2016 has been a rough year, yes, but not of its own volition. Inequality of every kind (racial, social, economic) worsened while the so-called silent majority, apparently tired of being told that systemic bigotry was alive and well and ought to be addressed, that passive or active discrimination, espoused under the false labels of freedom of speech and nationalism were just not acceptable, cracked down even harder. All of this was, of course, exacerbated by tensions between the U.S. and Russia, as well as an unprecedented refugee crisis in the wake of the Syrian civil war. Radicalization (Christian, Islamist, Conservative, Fascist masquerading as Conservative) seemed to spring up out of the ground almost endlessly as the result of economic and social stagnation. Brexit all but confirmed it: nationalism is the flavour of the day.

But let’s not kid ourselves, none of this has anything to do with what year it is. Personal goals are always good, and we should set them and strive to achieve them regardless of it being New Year’s or not. But to think, relieved, that the strife that so violently shook so many communities throughout 2016 will end simply because the year is up is foolish, and worse, it’s counter-productive.

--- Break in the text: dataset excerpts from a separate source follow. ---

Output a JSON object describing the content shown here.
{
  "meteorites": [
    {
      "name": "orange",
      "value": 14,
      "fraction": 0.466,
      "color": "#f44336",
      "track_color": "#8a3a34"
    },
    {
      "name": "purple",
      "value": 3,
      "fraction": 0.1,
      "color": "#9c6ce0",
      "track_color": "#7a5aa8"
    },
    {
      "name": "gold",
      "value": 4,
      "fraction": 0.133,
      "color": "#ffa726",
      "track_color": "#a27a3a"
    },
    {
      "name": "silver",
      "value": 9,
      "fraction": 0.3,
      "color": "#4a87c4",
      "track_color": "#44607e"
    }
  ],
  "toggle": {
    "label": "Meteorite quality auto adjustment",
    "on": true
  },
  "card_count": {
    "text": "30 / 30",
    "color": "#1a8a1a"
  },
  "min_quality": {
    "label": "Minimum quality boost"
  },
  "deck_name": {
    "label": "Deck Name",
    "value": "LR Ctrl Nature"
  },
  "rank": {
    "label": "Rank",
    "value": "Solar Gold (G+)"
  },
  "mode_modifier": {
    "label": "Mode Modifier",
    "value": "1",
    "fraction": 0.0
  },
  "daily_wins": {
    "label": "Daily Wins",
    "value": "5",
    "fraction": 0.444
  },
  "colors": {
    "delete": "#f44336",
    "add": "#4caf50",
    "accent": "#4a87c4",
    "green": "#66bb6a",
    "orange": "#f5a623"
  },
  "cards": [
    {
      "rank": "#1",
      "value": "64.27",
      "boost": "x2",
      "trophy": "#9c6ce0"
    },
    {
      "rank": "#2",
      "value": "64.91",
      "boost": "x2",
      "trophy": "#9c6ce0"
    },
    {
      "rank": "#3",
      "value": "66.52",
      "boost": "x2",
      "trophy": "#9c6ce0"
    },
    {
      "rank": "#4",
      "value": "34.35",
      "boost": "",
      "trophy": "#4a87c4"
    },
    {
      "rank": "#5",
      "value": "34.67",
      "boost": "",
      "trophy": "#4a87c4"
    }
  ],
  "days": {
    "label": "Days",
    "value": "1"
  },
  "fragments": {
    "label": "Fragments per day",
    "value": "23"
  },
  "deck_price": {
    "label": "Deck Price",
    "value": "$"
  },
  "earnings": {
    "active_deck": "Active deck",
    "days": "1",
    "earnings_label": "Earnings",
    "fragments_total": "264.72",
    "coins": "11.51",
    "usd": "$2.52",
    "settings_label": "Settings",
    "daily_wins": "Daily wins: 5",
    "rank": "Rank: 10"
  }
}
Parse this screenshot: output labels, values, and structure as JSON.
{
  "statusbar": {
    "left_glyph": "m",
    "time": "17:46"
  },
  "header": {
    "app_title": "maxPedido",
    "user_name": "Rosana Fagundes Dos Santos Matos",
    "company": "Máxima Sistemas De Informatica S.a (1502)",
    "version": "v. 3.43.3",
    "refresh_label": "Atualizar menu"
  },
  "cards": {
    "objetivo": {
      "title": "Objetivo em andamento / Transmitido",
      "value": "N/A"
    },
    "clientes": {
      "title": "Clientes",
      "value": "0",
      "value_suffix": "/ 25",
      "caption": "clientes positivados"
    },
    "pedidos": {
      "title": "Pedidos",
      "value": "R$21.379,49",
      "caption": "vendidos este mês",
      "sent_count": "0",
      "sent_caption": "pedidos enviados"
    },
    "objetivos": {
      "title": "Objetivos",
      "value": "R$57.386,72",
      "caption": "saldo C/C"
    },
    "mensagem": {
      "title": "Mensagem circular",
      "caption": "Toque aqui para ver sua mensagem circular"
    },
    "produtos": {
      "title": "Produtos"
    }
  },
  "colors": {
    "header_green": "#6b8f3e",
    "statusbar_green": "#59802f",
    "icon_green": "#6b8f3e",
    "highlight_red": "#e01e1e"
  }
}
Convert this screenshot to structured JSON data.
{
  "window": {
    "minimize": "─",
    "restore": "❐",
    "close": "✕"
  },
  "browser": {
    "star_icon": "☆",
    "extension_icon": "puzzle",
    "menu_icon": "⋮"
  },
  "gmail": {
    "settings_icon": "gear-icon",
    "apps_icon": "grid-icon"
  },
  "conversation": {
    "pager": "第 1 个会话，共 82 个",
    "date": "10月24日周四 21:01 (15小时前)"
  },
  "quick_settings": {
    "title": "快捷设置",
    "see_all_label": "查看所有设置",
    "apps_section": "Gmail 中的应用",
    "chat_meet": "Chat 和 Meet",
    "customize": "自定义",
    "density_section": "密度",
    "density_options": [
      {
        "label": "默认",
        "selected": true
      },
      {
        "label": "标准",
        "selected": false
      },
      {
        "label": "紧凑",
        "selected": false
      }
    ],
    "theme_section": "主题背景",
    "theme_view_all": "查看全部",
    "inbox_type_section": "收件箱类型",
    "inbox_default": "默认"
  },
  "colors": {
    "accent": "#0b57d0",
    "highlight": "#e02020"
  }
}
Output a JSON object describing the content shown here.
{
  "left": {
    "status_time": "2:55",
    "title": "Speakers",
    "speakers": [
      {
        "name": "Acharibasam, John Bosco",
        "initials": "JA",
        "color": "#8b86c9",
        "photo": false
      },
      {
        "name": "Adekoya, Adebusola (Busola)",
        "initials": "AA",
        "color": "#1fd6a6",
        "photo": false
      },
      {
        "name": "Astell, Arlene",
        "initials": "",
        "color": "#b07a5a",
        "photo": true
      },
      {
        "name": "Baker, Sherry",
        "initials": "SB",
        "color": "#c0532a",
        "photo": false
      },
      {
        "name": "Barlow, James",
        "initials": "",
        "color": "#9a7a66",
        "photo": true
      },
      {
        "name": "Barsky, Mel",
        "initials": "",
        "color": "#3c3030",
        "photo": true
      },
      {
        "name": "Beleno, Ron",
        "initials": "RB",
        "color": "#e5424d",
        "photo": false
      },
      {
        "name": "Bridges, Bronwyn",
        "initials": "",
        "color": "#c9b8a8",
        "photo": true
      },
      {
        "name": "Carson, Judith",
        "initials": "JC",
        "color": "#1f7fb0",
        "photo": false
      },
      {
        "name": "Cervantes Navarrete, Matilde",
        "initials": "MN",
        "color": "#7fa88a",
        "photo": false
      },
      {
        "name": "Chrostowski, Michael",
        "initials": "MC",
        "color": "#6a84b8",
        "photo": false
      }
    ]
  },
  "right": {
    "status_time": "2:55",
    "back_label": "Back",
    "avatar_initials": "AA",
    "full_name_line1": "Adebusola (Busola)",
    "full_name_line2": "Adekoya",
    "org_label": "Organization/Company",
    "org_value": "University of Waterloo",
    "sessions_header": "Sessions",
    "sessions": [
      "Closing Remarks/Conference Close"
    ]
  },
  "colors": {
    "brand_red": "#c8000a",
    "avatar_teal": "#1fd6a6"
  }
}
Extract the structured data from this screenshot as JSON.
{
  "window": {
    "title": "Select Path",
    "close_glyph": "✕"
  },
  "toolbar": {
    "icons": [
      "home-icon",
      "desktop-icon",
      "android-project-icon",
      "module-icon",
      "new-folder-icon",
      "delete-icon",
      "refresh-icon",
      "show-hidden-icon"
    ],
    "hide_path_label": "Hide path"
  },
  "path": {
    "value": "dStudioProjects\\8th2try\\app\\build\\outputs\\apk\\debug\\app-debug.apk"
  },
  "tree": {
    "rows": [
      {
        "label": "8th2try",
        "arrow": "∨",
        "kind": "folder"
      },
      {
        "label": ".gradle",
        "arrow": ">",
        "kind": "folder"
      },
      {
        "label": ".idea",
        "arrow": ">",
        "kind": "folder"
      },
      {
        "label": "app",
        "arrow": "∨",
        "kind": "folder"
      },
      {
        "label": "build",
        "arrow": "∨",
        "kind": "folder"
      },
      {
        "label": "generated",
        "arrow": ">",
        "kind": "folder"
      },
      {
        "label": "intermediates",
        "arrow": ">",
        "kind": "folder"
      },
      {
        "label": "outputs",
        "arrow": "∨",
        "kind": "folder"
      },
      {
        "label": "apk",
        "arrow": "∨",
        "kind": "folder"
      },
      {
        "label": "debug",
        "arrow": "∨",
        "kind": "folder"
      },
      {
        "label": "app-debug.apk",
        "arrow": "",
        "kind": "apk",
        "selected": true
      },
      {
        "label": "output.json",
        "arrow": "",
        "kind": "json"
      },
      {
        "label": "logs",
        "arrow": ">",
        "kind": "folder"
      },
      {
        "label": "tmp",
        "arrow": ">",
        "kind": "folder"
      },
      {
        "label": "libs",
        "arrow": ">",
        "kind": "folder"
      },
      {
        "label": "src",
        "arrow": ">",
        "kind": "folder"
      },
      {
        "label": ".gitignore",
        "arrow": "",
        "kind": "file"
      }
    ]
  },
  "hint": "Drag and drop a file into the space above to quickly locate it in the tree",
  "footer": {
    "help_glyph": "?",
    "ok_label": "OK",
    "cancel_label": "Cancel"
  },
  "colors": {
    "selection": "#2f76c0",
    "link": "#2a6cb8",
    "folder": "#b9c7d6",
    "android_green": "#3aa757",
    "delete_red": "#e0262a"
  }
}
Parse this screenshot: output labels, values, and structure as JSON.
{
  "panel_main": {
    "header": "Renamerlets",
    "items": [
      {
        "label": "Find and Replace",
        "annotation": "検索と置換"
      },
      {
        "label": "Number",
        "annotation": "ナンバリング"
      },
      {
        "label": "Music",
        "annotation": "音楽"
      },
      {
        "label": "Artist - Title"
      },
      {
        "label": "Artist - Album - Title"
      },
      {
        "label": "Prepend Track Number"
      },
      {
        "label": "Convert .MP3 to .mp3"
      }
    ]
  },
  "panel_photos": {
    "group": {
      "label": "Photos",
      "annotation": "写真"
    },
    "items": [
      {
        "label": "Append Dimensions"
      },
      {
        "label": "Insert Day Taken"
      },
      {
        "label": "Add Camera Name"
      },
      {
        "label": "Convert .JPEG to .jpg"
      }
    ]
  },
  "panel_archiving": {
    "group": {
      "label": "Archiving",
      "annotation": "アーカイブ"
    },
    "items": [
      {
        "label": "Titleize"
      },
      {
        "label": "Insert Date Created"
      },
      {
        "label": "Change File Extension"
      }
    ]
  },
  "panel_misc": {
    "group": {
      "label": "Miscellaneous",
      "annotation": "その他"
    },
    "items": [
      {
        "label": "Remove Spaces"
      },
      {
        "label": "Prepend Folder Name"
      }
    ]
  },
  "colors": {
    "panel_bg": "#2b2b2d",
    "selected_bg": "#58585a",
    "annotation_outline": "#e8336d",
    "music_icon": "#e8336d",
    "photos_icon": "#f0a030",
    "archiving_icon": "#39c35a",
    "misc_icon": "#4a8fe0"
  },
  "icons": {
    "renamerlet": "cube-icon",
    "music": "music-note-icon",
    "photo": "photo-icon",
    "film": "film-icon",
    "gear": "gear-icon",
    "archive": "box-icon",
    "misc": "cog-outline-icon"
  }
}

Oppressed peoples will not be granted rights because the year has changed. Corruption will not subside because the year has changed. Terrorism will not subside because the year has changed. Donald Trump will still have won the election, Brexit will still have been a thing. We can’t erase those events, only deal with their consequences.

So, here’s what I propose: in 2017, let’s not kid ourselves. The year is up, but the struggle is ever-present. If you’re a resolution-making kind of person, here’s a good place to start: in the coming year, challenge all divisiveness. Read up on the history of oppressed peoples, understand that their struggle is just as valid as yours. Open your heart and your arms, but most importantly, open your mind to new points of view, new ideas.

2016 didn’t suck. We sucked. Let’s own up to it. Gang, we collectively dropped the ball. This coming year, let’s pick it back up and do better.